Patent İsteme Hakkı, Çalışan Buluşu, Hizmet İlişkisi İçinde Buluş.

Invention is a stage awarded to the ideas solving problems and providing productivity, improvement in the technology and hence in every field concerning the human life. This verbal definition must certainly have a legal consideration. The general rule is that the invention belongs to the inventor. However, exceptions are seen in the employee inventions. In general, inventions are invented and enhanced in the companies making investments in R&D field by the employees working in these and other departments. Therefore it is widely acknowledged that inventions emerge in a close relation and connection with the service contract. In this regard, it is required to regulate the distinction between the inventor and the owner of the invention, the right of reward for the employee who made invention, awarding morally and rights of the employer on the inventions that emerge within the scope a service contract or similar relationships. The legislator set forth provisions in compulsory nature taking into consideration that the employees have economically lower negotiation power with the employer. Its meaning is that the employers shall not restrict their employees on the rights that might arise with the invention activities, by entering into agreements contrary to the law.

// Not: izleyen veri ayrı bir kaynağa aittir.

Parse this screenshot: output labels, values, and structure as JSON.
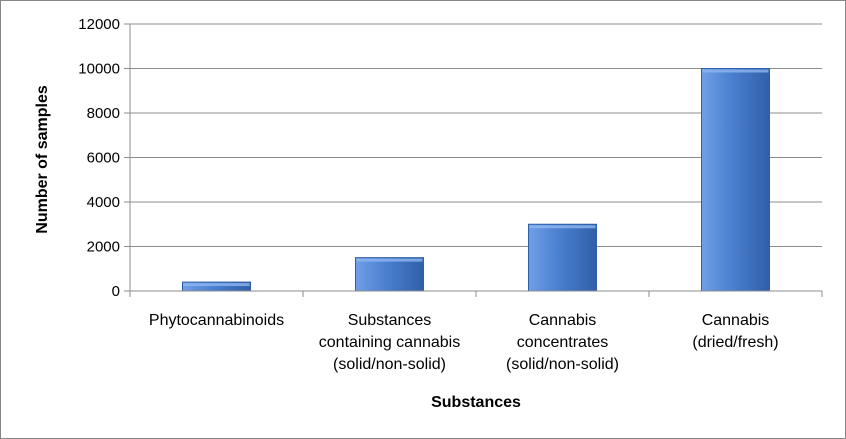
{
  "chart_data": {
    "type": "bar",
    "categories": [
      [
        "Phytocannabinoids"
      ],
      [
        "Substances",
        "containing cannabis",
        "(solid/non-solid)"
      ],
      [
        "Cannabis",
        "concentrates",
        "(solid/non-solid)"
      ],
      [
        "Cannabis",
        "(dried/fresh)"
      ]
    ],
    "values": [
      400,
      1500,
      3000,
      10000
    ],
    "xlabel": "Substances",
    "ylabel": "Number of samples",
    "ylim": [
      0,
      12000
    ],
    "yticks": [
      "0",
      "2000",
      "4000",
      "6000",
      "8000",
      "10000",
      "12000"
    ],
    "grid": true,
    "legend": "none",
    "colors": {
      "bar": "#4a7fd0",
      "bar_light": "#6f9fe6",
      "bar_dark": "#2f5fa8",
      "grid": "#8c8c8c",
      "frame": "#868686"
    }
  }
}
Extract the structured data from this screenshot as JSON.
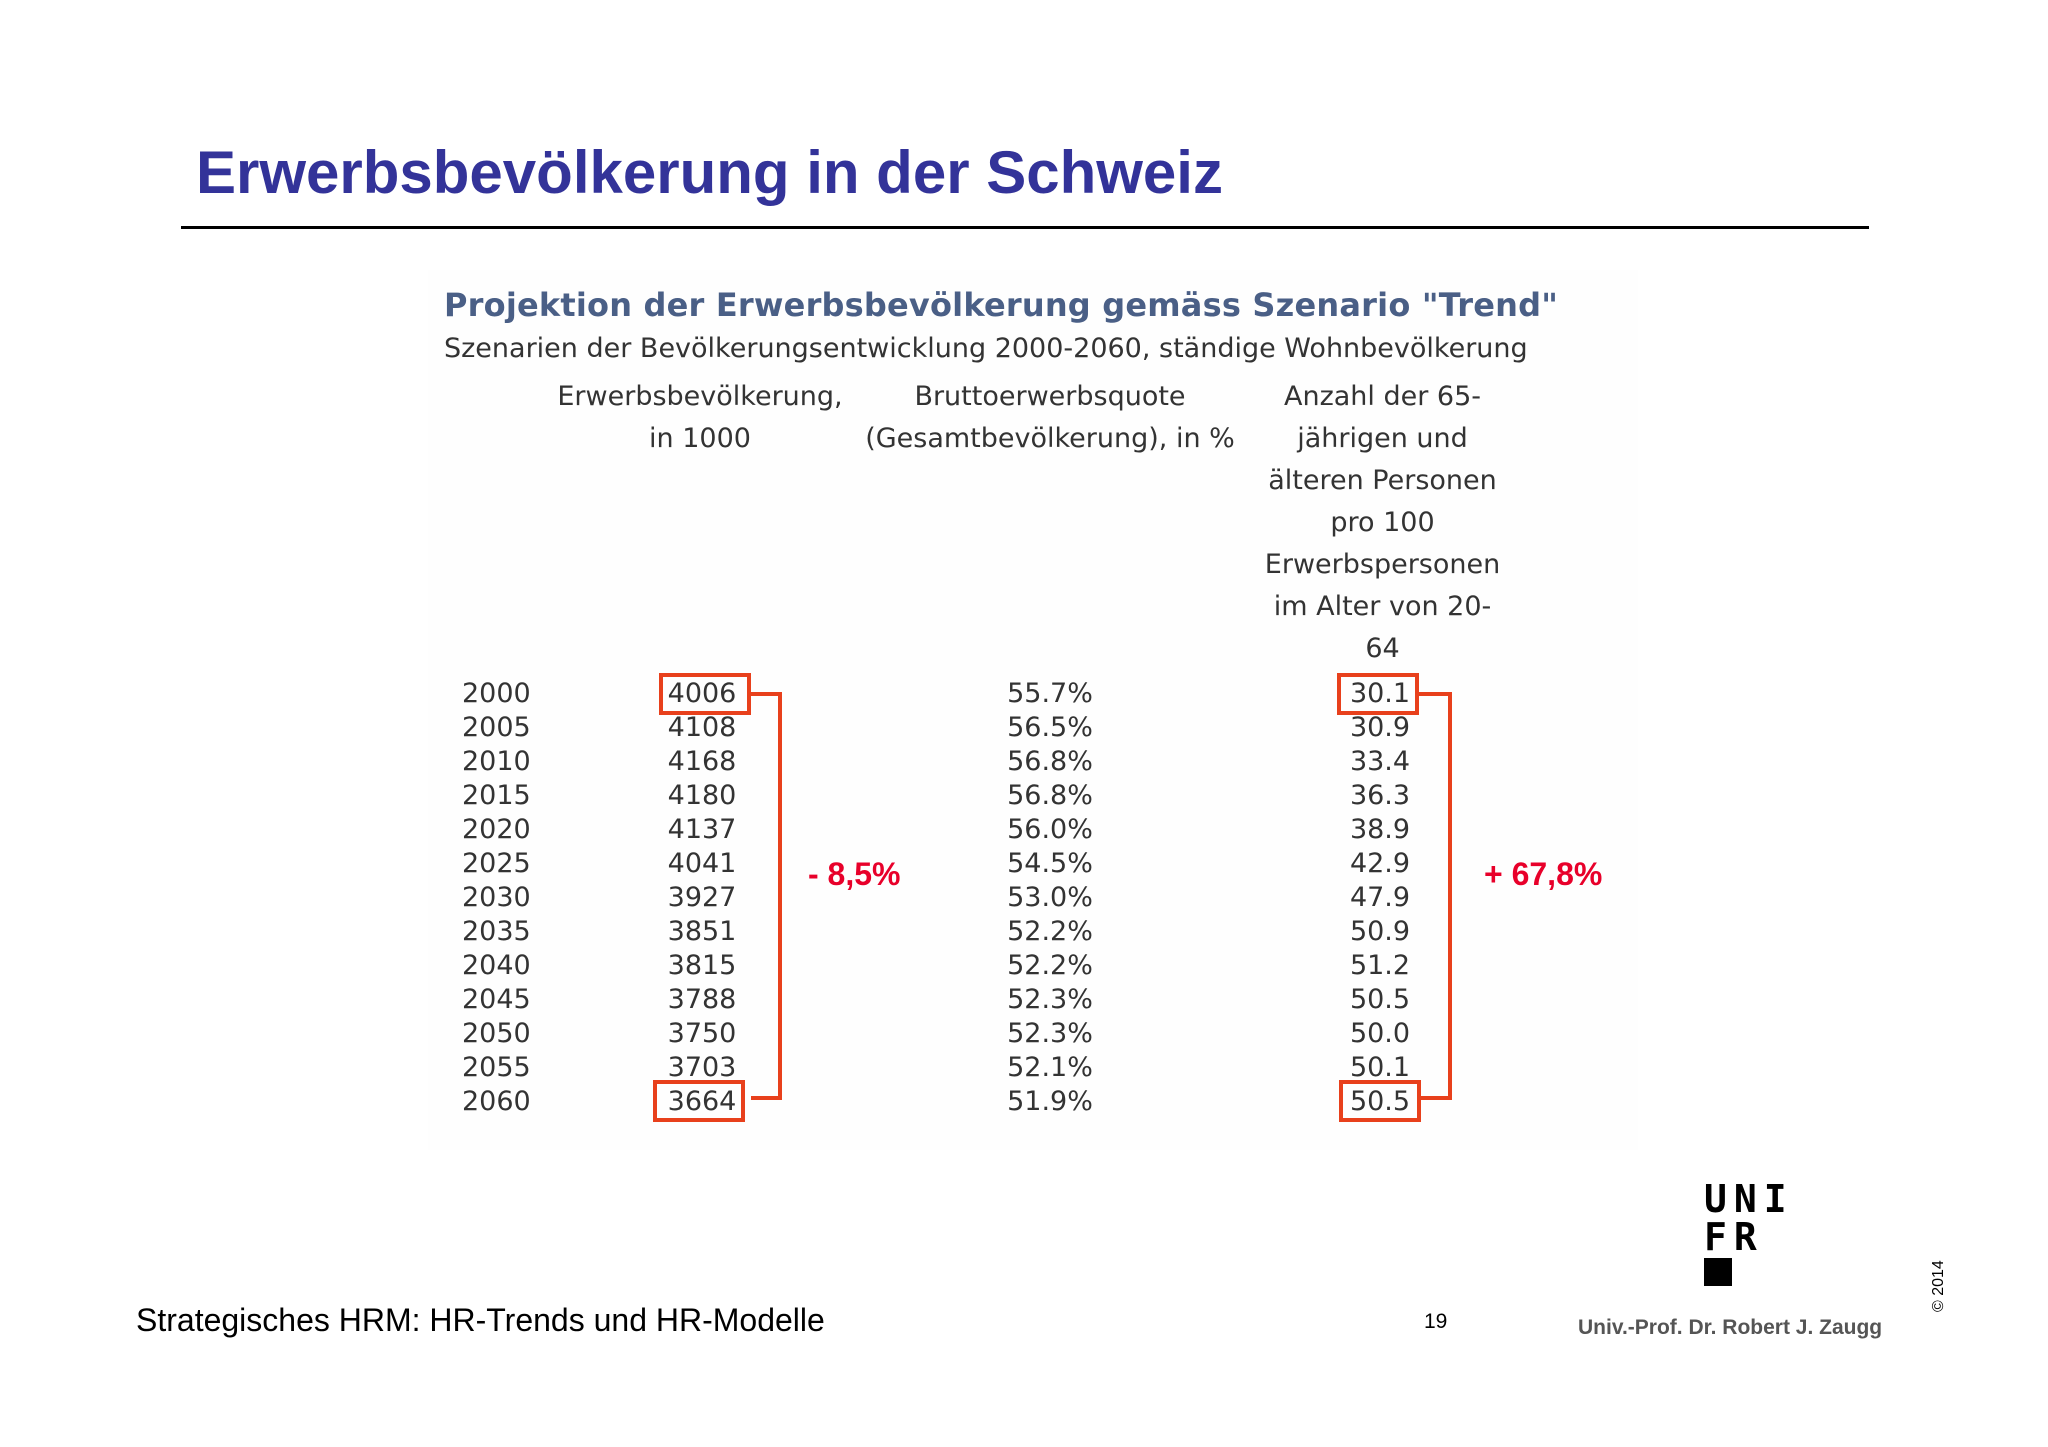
{
  "slide": {
    "title": "Erwerbsbevölkerung in der Schweiz",
    "footer_left": "Strategisches HRM: HR-Trends und HR-Modelle",
    "page_number": "19",
    "author": "Univ.-Prof. Dr. Robert J. Zaugg",
    "copyright": "© 2014"
  },
  "logo": {
    "line1": "UNI",
    "line2": "FR"
  },
  "table": {
    "title": "Projektion der Erwerbsbevölkerung gemäss Szenario \"Trend\"",
    "subtitle": "Szenarien der Bevölkerungsentwicklung 2000-2060, ständige Wohnbevölkerung",
    "headers": [
      [
        "Erwerbsbevölkerung,",
        "in 1000"
      ],
      [
        "Bruttoerwerbsquote",
        "(Gesamtbevölkerung), in %"
      ],
      [
        "Anzahl der 65-",
        "jährigen und",
        "älteren Personen",
        "pro 100",
        "Erwerbspersonen",
        "im Alter von 20-",
        "64"
      ]
    ],
    "rows": [
      {
        "year": "2000",
        "population": "4006",
        "quote": "55.7%",
        "ratio": "30.1"
      },
      {
        "year": "2005",
        "population": "4108",
        "quote": "56.5%",
        "ratio": "30.9"
      },
      {
        "year": "2010",
        "population": "4168",
        "quote": "56.8%",
        "ratio": "33.4"
      },
      {
        "year": "2015",
        "population": "4180",
        "quote": "56.8%",
        "ratio": "36.3"
      },
      {
        "year": "2020",
        "population": "4137",
        "quote": "56.0%",
        "ratio": "38.9"
      },
      {
        "year": "2025",
        "population": "4041",
        "quote": "54.5%",
        "ratio": "42.9"
      },
      {
        "year": "2030",
        "population": "3927",
        "quote": "53.0%",
        "ratio": "47.9"
      },
      {
        "year": "2035",
        "population": "3851",
        "quote": "52.2%",
        "ratio": "50.9"
      },
      {
        "year": "2040",
        "population": "3815",
        "quote": "52.2%",
        "ratio": "51.2"
      },
      {
        "year": "2045",
        "population": "3788",
        "quote": "52.3%",
        "ratio": "50.5"
      },
      {
        "year": "2050",
        "population": "3750",
        "quote": "52.3%",
        "ratio": "50.0"
      },
      {
        "year": "2055",
        "population": "3703",
        "quote": "52.1%",
        "ratio": "50.1"
      },
      {
        "year": "2060",
        "population": "3664",
        "quote": "51.9%",
        "ratio": "50.5"
      }
    ]
  },
  "annotations": {
    "population_change": "- 8,5%",
    "ratio_change": "+ 67,8%",
    "highlight_color": "#e8401c",
    "label_color": "#e8002a"
  }
}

Right to Request a Patent, Employee Inventions, Inventions in the Course of Employment.

I. Buluşçu ve Patent İsteme Hakkı

Kural olarak, buluş ancak insan tarafından meydana getirilebilir. Bunun en önemli sebebi buluşun akıl kullanmayı da gerektirmesidir. Patent isteme hakkının ilke olarak buluş sahibine ait bulunduğu,1 patent isteme hakkının devredilebileceği, buluş yapmayanın buluş üzerindeki hakkının yasanın emri gereği devir veya sonradan devren iktisap yoluyla olabileceği, SMK’nın 109. maddesinde açıklanmıştır. Çalışma ilişkisi ile bağlantılı buluşlarda konu özellik arz etmektedir.

Amatörce çabalayan buluşçuların (mucit) romantik imajları Patent Hukuku hakkındaki izlenimi etkileme konusunda önemli bir oynamakla beraber, buluşların çoğu, dev şirketlerce işe alınmış olan profesyonel araştırmacılar tarafından gerçekleştirilmektedir. Patent Hukuku böyle firmaların mali beklenti ve menfaatlerini kabulle karşılamaktadır. Çalışanın yaptığı buluşlarda, çalışandan ziyade onu çalıştıran tarafın hak sahipliği bulunmaktadır.2

Patent isteme hakkı, buluşu yapana veya onun haleflerine aittir. Buluşu yapan kişi eğer hizmet akti ile çalışmıyorsa başvuru hakkı serbest bir buluş sahibi olarak kendisine veya yasal veya sözleşmeyle belirlenen haleflerine (örneğin hak devrettiği bir tüzel kişiye, mirasçısına vs.) aittir. Bu nedenle, Patent başvurusunda bulunmak için buluş sahibi olmak (mucit olmak) şart değildir. Buluşla ilgili hakları devir alan kişi de patent başvurusunda bulunabilir. Burada işverenlerin patent sahibi olmasından söz edilmektedir. Ayrıca, buluşçu hakkı sözleşme yaparak bir üçüncü kişiye devredebilmektedir. Öte yandan buluş, bir hizmet ilişkisi altında ve o kapsamda meydana getirildiğinde devir keyfiyeti kanundan kaynaklanmaktadır. İşveren için böyle bir buluş başvurusu yapmak hem hak hem de yükümlülük mahiyetini taşımaktadır (SMK 115/1 ve 116/1 maddeler).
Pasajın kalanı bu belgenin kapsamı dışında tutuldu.